As the “click” in some cases adds much to the effect of a trick, and as it may to some readers be an unfamiliar sleight, I may pause to explain that it is executed as follows: Take the pack in either hand, held upright between forefinger and thumb, a little more than halfway down, with the middle finger curled up behind it as in Fig. 13. With the tip of the third finger bend back the extreme bottom corners of the last half dozen or so of the cards, allowing them to escape again smartly. The sound made by the corners in springing back again constitutes the “click.” It needs a little practice, but if the cards are held properly, and the sleight worked smartly, the sound will be audible at a considerable distance, whilst the movement of the finger producing it is quite invisible to the spectators.
Fig. 13
But we have not yet done with our trick. You may resume as follows:
“I will give you a further illustration of what I have to put up with from the knaves. I should like you to be satisfied that I have nothing to do with their bad behaviour.” (You palm off the three top cards, and with the same hand offer the four knaves to a spectator.) “Will you, sir, make sure that these really are the four knaves, and then place them here on the top of the pack,”—offered with the left hand. When the knaves have been laid upon it, you transfer it to the opposite hand, and palm on to them the three concealed cards, but immediately slide them off again, with the uppermost of the four knaves beneath them. You hold them up in a careless way, so that the audience, catching sight of this card, may be confirmed in the belief that the cards exhibited in the right hand are really the four knaves.
“Here we have the four knaves, at present all together. I will now distribute them in different parts of the pack, as far apart as possible. One here, nearly at the bottom, one a little higher up, another about the middle, and this last” (you show it carelessly), “close to the top.” (This, being a genuine knave, must be placed among the other knaves.) “They could hardly be placed farther apart than that: but to make things a little more difficult for them, I will ask some lady to cut the cards.”
This done, and the cards handed back to you, you repeat the click. “There it is again: the wireless signal.
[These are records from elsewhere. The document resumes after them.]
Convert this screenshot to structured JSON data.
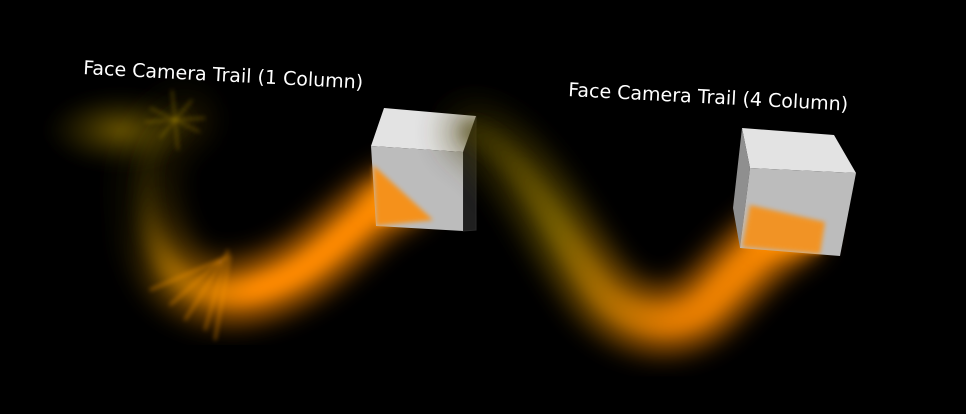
{
  "scene": {
    "background_color": "#000000",
    "labels": {
      "left": "Face Camera Trail (1 Column)",
      "right": "Face Camera Trail (4 Column)"
    },
    "trail_colors": {
      "head": "#ff8a00",
      "fade": "#6b5a00"
    },
    "cube_colors": {
      "top": "#e3e3e3",
      "front": "#bcbcbc",
      "side": "#8f8f8f"
    }
  }
}
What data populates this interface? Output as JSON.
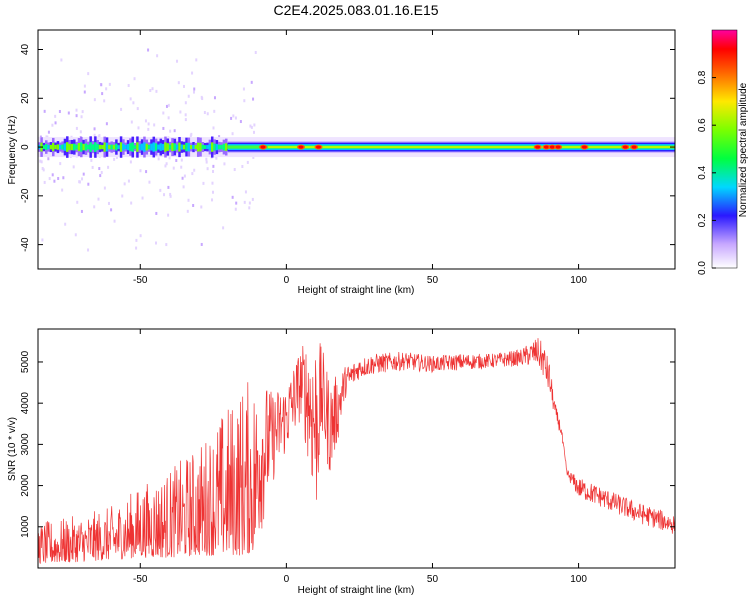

You can all bear witness that I have nothing to do with the matter. Now, Sir, will you kindly examine the pack, and unless I am much mistaken, you will find that the other three knaves have answered Black Jack’s call, and that the four cheerful blackguards have got together again, in which case, with your permission, I will leave them severely alone, and try some other experiment.”
The expert will recognise this last effect as a “chestnut” among card tricks, but it is none the worse on that account, and it forms a particularly appropriate sequel to the principal trick.